Peter Kosminsky – whose latest work, The State, recently aired on Channel 4 – mounted a powerful defence of political drama at a riveting RTS event at the end of August.
The writer-director argued that TV drama, when he entered the industry as a BBC trainee in 1980, “held a mirror up to society.
“I’ve just carried on doing what was prevalent when I started. It’s just everything else that has shifted. It’s like the tide has withdrawn and left me on this little island.”
Kosminsky, who was interviewed by Channel 4 News reporter Fatima Manji, argued that “television is an incredibly powerful medium”. But, he added, “most of the time we use it for escapist tosh.
“I believe that it should be used to ask awkward questions of society.”
The State follows a group of British jihadis who travel to Syria to join Islamic State, but quickly lose their ardour for an organisation that Kosminsky described as a “blood-drenched death cult”.

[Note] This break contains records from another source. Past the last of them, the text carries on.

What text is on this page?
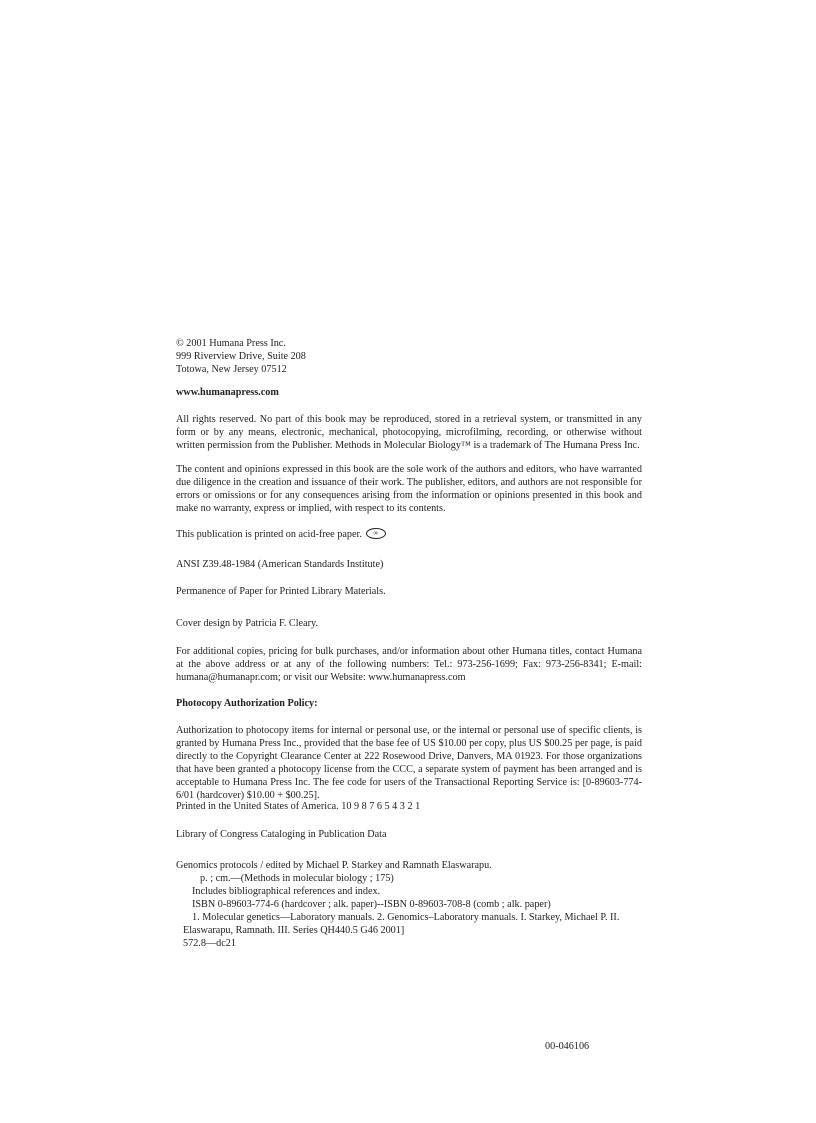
© 2001 Humana Press Inc.
999 Riverview Drive, Suite 208
Totowa, New Jersey 07512
www.humanapress.com

All rights reserved. No part of this book may be reproduced, stored in a retrieval system, or transmitted in any form or by any means, electronic, mechanical, photocopying, microfilming, recording, or otherwise without written permission from the Publisher. Methods in Molecular Biology™ is a trademark of The Humana Press Inc.

The content and opinions expressed in this book are the sole work of the authors and editors, who have warranted due diligence in the creation and issuance of their work. The publisher, editors, and authors are not responsible for errors or omissions or for any consequences arising from the information or opinions presented in this book and make no warranty, express or implied, with respect to its contents.

This publication is printed on acid-free paper. ∞
ANSI Z39.48-1984 (American Standards Institute)
Permanence of Paper for Printed Library Materials.
Cover design by Patricia F. Cleary.

For additional copies, pricing for bulk purchases, and/or information about other Humana titles, contact Humana at the above address or at any of the following numbers: Tel.: 973-256-1699; Fax: 973-256-8341; E-mail: humana@humanapr.com; or visit our Website: www.humanapress.com

Photocopy Authorization Policy:

Authorization to photocopy items for internal or personal use, or the internal or personal use of specific clients, is granted by Humana Press Inc., provided that the base fee of US $10.00 per copy, plus US $00.25 per page, is paid directly to the Copyright Clearance Center at 222 Rosewood Drive, Danvers, MA 01923. For those organizations that have been granted a photocopy license from the CCC, a separate system of payment has been arranged and is acceptable to Humana Press Inc. The fee code for users of the Transactional Reporting Service is: [0-89603-774-6/01 (hardcover) $10.00 + $00.25].

Printed in the United States of America. 10 9 8 7 6 5 4 3 2 1
Library of Congress Cataloging in Publication Data
Genomics protocols / edited by Michael P. Starkey and Ramnath Elaswarapu.
p. ; cm.—(Methods in molecular biology ; 175)
Includes bibliographical references and index.
ISBN 0-89603-774-6 (hardcover ; alk. paper)--ISBN 0-89603-708-8 (comb ; alk. paper)
1. Molecular genetics—Laboratory manuals. 2. Genomics–Laboratory manuals. I. Starkey, Michael P. II.
Elaswarapu, Ramnath. III. Series QH440.5 G46 2001]
572.8—dc21
00-046106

The idea came from Kosminsky’s interest in “the radicalisation of quite unlikely people”. He continued: “[There were] stories of schoolgirls being radicalised in their bedrooms on their laptops without their parents’ knowledge, but no information at all of what happened once they got to Syria.”
Photos by Phil Lewis
Kosminsky explained that he had a “twin objective” for the four-part Channel 4 drama, which aired over four consecutive nights in late August. “[It is] tempting when these atrocities occur, either in the Middle East or on the streets of some of our cities, [to think] that they [terrorists] are clearly mad,” he said. “Unfortunately, it isn’t true in the main.
“It doesn’t help us to understand what is a very challenging and difficult phenomenon facing our society at the moment. The first thing, and I knew this wasn’t going to be popular, was to try to disabuse [viewers] of this simplistic interpretation that the only reason people do this is because they are insane.”
Second, Kosminsky said that he wanted to write a “cautionary tale” about how quickly the newly radicalised are disabused of their “idealised vision” of an Islamic caliphate when they are confronted with the reality of life in Syria.
Kosminsky explained that The State was the third part of a trilogy (all broadcast on Channel 4) that begun with 2005’s The Government Inspector about the suicide of biological weapons expert Dr David Kelly and the falsifying of evidence to justify war in Iraq, and continued with Britz two years later.
The latter, through the starkly contrasting stories of a brother (an MI5 officer) and a sister (who is recruited as a suicide bomber), examined the experiences of second-generation Muslims in Britain.
“I don’t have any plans to return to this subject again but, who knows?” he said.
The Government Inspector and Britz doubled Kosminsky’s tally of RTS Awards; he had already been honoured for 1990 ITV drama Shoot to Kill and the BBC’s Warriors in 1999. He was made an RTS Fellow in 2006.
The State features composite characters based on Kosminsky’s trademark meticulous research. “I wanted to take four people who were typical of the research and plunge them into this [Islamic State] experience,” he explained.
The drama does not shield viewers from the brutality of Islamic State, but Kosminsky maintained that the reality was far worse. “The stuff I saw you couldn’t get on television,” he said. “If we depicted it as it really was, it would be unwatchable; not only because it would breach broadcasting guidelines, but it would just be relentlessly bloody. There were decapitations and amputations happening in Raqqa Square every day.”
He had tried to find a balance between “making it unwatchable” and offering a “ridiculously anodyne treatment that didn’t acknowledge the fact that we’re dealing with an incredibly bloody organisation”.
Kosminsky said that The State was “the hardest thing I have ever attempted” in a television career spanning four decades.
“If you watch those [Islamic State] videos and also read some of the testimony,” he continued, “the images that were conjured in my head will never leave me.”
The RTS early evening event, “Peter Kosminsky in conversation with Fatima Manji”, was held at Channel 4 in central London on 30 August and produced by Sally Doganis.